PM Modi’s intuitive mastery of symbolic gestures had him winning hearts from the outset of his visit, as he bent to pick up a fallen flower from the red carpet at Houston airport, consoled an over-emotional Kashmiri pundit NRI, cuddled an Indian-American kid and schmoozed with CEOs of energy majors, before receiving the key to Houston at what was the largest-ever gathering addressed by a foreign dignitary on US soil.

Modi took the opportunity to harp on India’s continuing economic growth and improved governance through leveraging digital technology, at a time when the country’s slowing economy has evoked concern. Trump, likewise, emphasised the strength of the US economy, deflecting attention from the uncertainty regarding a US-China trade deal.

The planned protests against both Modi and Trump by separatist and human rights groups were reduced to a tiny footnote, overshadowed by the main event of the day. Emboldened by severe criticism of the event by US politician Bernie Sanders in a Houston daily, the protesters gathered outside the NRG Stadium, but were held at bay by police barricades.

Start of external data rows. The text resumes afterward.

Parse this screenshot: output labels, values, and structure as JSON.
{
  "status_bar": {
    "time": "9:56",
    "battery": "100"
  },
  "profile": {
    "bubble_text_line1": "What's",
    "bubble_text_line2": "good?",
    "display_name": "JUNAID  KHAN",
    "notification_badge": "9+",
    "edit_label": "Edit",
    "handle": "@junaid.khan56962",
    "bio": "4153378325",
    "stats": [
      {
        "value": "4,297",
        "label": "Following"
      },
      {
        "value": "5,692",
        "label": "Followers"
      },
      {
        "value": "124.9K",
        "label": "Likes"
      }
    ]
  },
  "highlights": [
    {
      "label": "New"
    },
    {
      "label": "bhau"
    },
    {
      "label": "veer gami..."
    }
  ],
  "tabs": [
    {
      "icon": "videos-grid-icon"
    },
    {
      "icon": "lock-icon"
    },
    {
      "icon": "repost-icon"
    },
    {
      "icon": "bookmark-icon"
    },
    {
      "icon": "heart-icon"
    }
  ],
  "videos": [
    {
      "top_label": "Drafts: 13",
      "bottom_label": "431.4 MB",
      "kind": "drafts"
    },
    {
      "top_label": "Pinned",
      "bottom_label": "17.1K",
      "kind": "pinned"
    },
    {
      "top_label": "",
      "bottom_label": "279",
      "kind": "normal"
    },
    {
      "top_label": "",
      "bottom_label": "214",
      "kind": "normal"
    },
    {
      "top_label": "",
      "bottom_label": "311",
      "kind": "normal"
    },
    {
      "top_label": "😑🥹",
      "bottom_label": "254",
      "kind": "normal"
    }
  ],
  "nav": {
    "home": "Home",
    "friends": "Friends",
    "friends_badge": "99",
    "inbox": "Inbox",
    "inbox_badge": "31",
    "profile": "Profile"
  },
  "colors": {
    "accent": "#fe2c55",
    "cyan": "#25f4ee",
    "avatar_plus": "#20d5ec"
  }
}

Given the euphoria at the NSG stadium, the fact that the much-anticipated ‘mini’ trade deal is obviously still in the works didn’t seem to matter. For his part, President Trump made no secret of his desire for greater market access to India, specifically referring to energy and defence exports.

The body language between the two leaders argued warmth and affability, in consonance with the mutual admiration expressed in their speeches. They were comfortable, holding hands and putting an arm around each other’s shoulders. Trump hinted he might come to India soon and the PM issued an invitation on the spot.